Cell based fair resource allocation in fixed clustered cellular systems using a genetic algorithm

In this paper we consider the uplink of a cellular network partitioned into localized jointly decoded cells. These jointly decoded cells are implemented as fixed size clusters. Such networks have a potential for real world deployments with improved spectral efficiency and user experience. Similar to conventional cellular networks, frequency planning can be considered as an efficient method to control interference between cells belonging to different clusters. Here we consider frequency planning in the form of allocating set of frequency bins to cells within clusters.

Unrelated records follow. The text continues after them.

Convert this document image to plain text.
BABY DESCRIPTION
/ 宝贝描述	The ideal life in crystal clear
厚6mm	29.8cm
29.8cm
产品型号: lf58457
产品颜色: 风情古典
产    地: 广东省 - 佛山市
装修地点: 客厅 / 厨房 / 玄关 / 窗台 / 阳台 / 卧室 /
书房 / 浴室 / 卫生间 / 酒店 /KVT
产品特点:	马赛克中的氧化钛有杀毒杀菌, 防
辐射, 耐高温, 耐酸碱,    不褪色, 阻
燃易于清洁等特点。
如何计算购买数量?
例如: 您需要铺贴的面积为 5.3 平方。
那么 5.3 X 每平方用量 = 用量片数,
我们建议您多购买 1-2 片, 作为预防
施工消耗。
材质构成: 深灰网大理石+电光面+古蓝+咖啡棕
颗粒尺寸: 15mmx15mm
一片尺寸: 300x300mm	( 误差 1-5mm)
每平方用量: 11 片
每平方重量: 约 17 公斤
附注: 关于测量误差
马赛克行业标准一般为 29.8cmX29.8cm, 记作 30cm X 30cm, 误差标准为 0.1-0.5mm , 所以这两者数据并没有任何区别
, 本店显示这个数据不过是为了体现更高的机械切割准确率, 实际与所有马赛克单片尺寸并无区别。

As service providers are more interested in providing QoS, the considered bin allocation apart from maximizing system throughput, should also allocate cell resources in a fair manner. We propose a new cell based QoS balancing function which helps to maximize sum rate as well as achieve cell based fairness using both coupled and decoupled power allocation schemes. To implement this function, we use SIC in order to derive cell based sum rate. The derived formulation is conditioned for both hard and soft fair1ness constraints. This is then applied as input to a Genetic Algorithm in order to optimize the derived network wide QoS balancing function. Numerical results indicate that under wide range of bandwidth conditions, and in densely located cells employing decoupled power allocation, resources are more fairly allocated than in cells employing coupled power allocation.